Benedetto lächelte mit dem Charme eines Latin Lovers. «Sie haben mich durchschaut. Klar gefalle ich ihr. Sie mir auch. Doch deswegen hab ich den Kerl noch lange nicht übers Geländer gestossen. »
«Wer behauptet denn so was?»
«Na, ich zähle eins und eins zusammen, Signora Tabani:Kowalski ist tot. Ein paar Tage später tauchen Sie auf und befragen mich. Versicherungen brauchen normalerweise Wochen, bis sie reagieren, da denke ich mir, Sie kommen von einem anderen Dienst. » Er kam näher, schaute kurz nach rechts und nach links und flüsterte verschwörerisch: «Sie sind eine Undercover-Agentin, stimmt’s?»

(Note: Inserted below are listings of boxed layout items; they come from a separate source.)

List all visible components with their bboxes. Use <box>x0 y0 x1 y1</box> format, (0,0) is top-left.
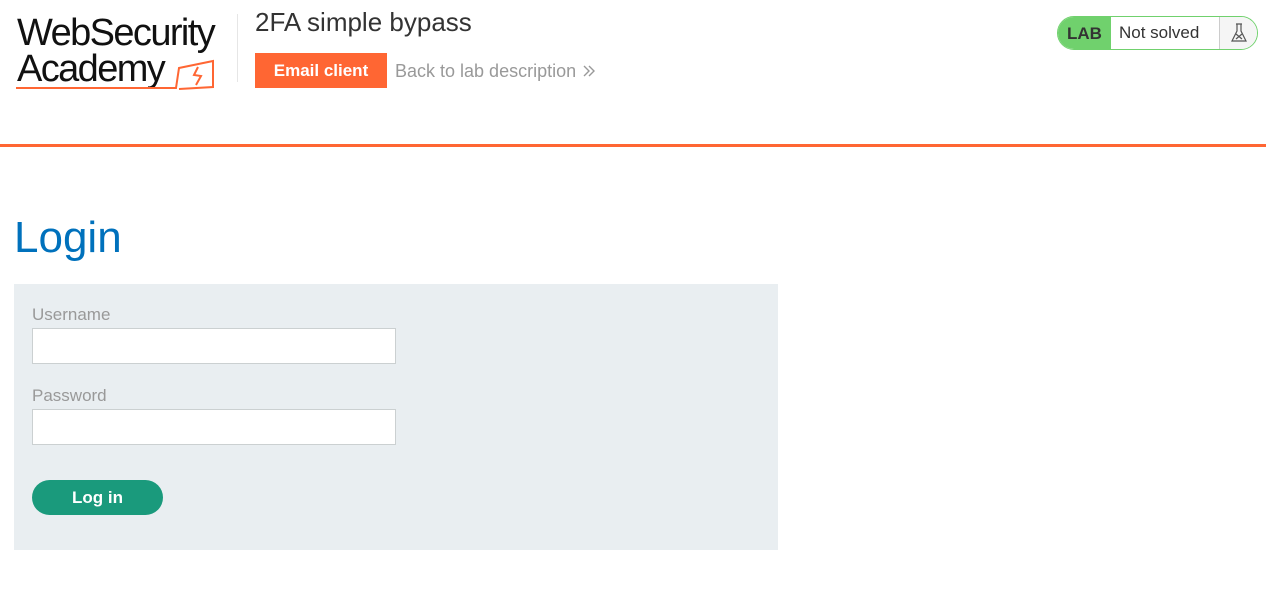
lab-title: 2FA simple bypass <box>255 7 472 37</box>
password-input[interactable] <box>32 409 396 445</box>
back-link-label: Back to lab description <box>395 61 577 81</box>
username-input[interactable] <box>32 328 396 364</box>
lab-badge: LAB <box>1058 17 1111 49</box>
site-header: WebSecurity Academy 2FA simple bypass Em… <box>0 0 1266 147</box>
page-title: Login <box>14 213 122 262</box>
lab-status-widget: LAB Not solved <box>1057 16 1258 50</box>
status-flask-container <box>1219 17 1257 49</box>
back-to-lab-description-link[interactable]: Back to lab description <box>395 59 596 84</box>
site-logo[interactable]: WebSecurity Academy <box>14 12 236 94</box>
lab-status-text: Not solved <box>1119 23 1200 42</box>
flask-icon <box>1231 23 1247 42</box>
username-label: Username <box>32 305 111 324</box>
email-client-button[interactable]: Email client <box>255 53 387 88</box>
header-divider <box>237 14 238 82</box>
login-form: Username Password Log in <box>14 284 778 550</box>
password-label: Password <box>32 386 107 405</box>
log-in-button[interactable]: Log in <box>32 480 163 515</box>
web-security-academy-logo-icon <box>16 59 214 90</box>
double-chevron-right-icon <box>582 60 596 84</box>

Nora grinste. «Lassen Sie mich nicht auffliegen!»
«Ich behalt’s für mich, Ehrenwort. » Er hob die Finger augenzwinkernd zum Schwur wie einer, der genau weiss, wie er auf das andere Geschlecht wirkt. «Allerdings muss ich Ihnen ehrlich sagen: Wundern tät’s mich nicht, wenn ihn jemand umgelegt hätte. »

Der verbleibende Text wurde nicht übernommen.